Katsuki si trovò in bilico tra la gratitudine e la confusione. Non era abituato ad avere debiti, tanto meno con esseri di cui non sapeva nulla. Il mare era il suo territorio, o almeno così aveva sempre pensato, e ora questo... tritone gli stava mostrando che forse non sapeva nulla di ciò che lo circondava.

«Cosa vuoi da me?», domandò di nuovo, cercando di suonare autoritario, ma il tremito nella sua voce tradì il suo nervosismo.

Il tritone lo osservò ancora per un lungo momento, poi, con un movimento fluido, si avvicinò di più. Katsuki trattenne il respiro mentre la creatura si sollevava leggermente fuori dall'acqua, rivelando una coda lunga e sinuosa, coperta da scaglie verdi e brillanti. Sembrava voler dire qualcosa, ma non c'erano parole, solo un silenzio carico di significato.

La tensione tra loro era palpabile, come se stessero condividendo un segreto antico e sacro. Eppure, non appena Katsuki sentì delle voci in lontananza, la magia si spezzò. Gente sulla spiaggia, forse pescatori o qualche altro surfista che, come lui, aveva deciso di sfidare l'alba.

La creatura si voltò di scatto, come spaventato dalla presenza di altre persone. Gli occhi verdi si posarono su Katsuki un'ultima volta, e poi, con un balzo agile, scomparve nell'acqua, lasciandosi dietro solo delle increspature sulla superficie e piccole bolle biancastre di spuma.

Katsuki rimase aggrappato allo scoglio, il cuore che batteva forte nel petto.

Era successo davvero?

Guardò l'acqua dove quella cosa era scomparsa, ma non c'era traccia di lui. Solo l'oceano, freddo e imperscrutabile, come sempre.
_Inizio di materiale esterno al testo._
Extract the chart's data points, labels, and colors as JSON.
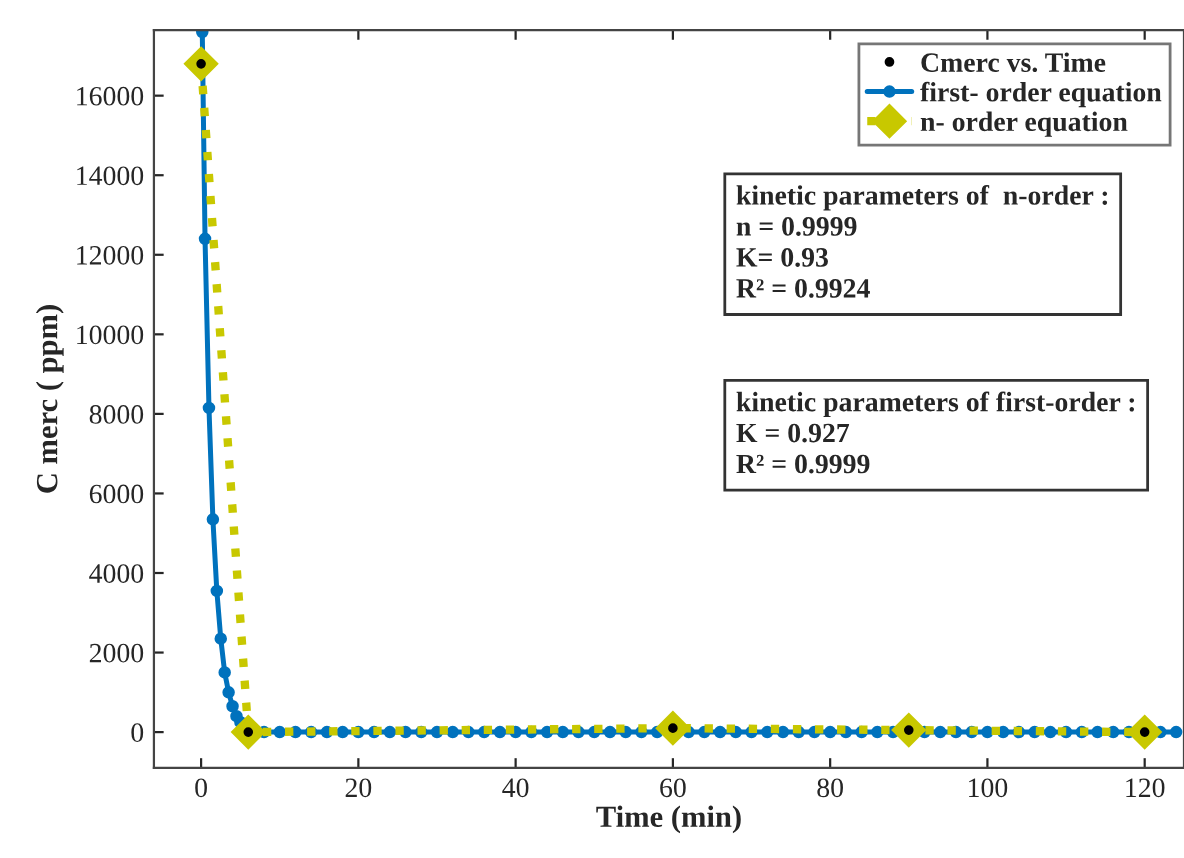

Mentre la luce del sole si diffondeva, illuminando la spiaggia e scaldando la pelle, Katsuki si ritrovò solo con i suoi pensieri. Non poteva ignorare ciò che era accaduto, né poteva parlarne con qualcun altro. Chi gli avrebbe creduto in fin dei conti? Eppure, la sensazione di essere stato salvato da quella creatura non lo lasciava. Sentiva un legame, un filo invisibile che lo tirava di nuovo verso il mare.

Rimase lì per un po', il suono delle onde che si infrangevano contro la riva, che riempivano l'aria con un ritmo costante. E in quel momento, Katsuki ebbe la sensazione che quella non sarebbe stata l'ultima volta che avrebbe visto il tritone.

Il mare, con tutti i suoi misteri, aveva appena iniziato a svelare i suoi segreti.

Mentre si lasciava andare, nuotando piano verso la spiaggia, notò la tavola da surf sulla battigia, agitata dalla risacca come lo era un po' la sua anima.

Il mare non era più solo un avversario da sconfiggere, ma un'entità viva, con i suoi abitanti, le sue leggi e i suoi enigmi. E lui, Katsuki Bakugo, avrebbe scoperto cosa significava tutto questo.

Ma per ora, avrebbe tenuto il segreto con sé, custodendolo gelosamente, come una promessa fatta al mare e alla creatura che lo aveva salvato.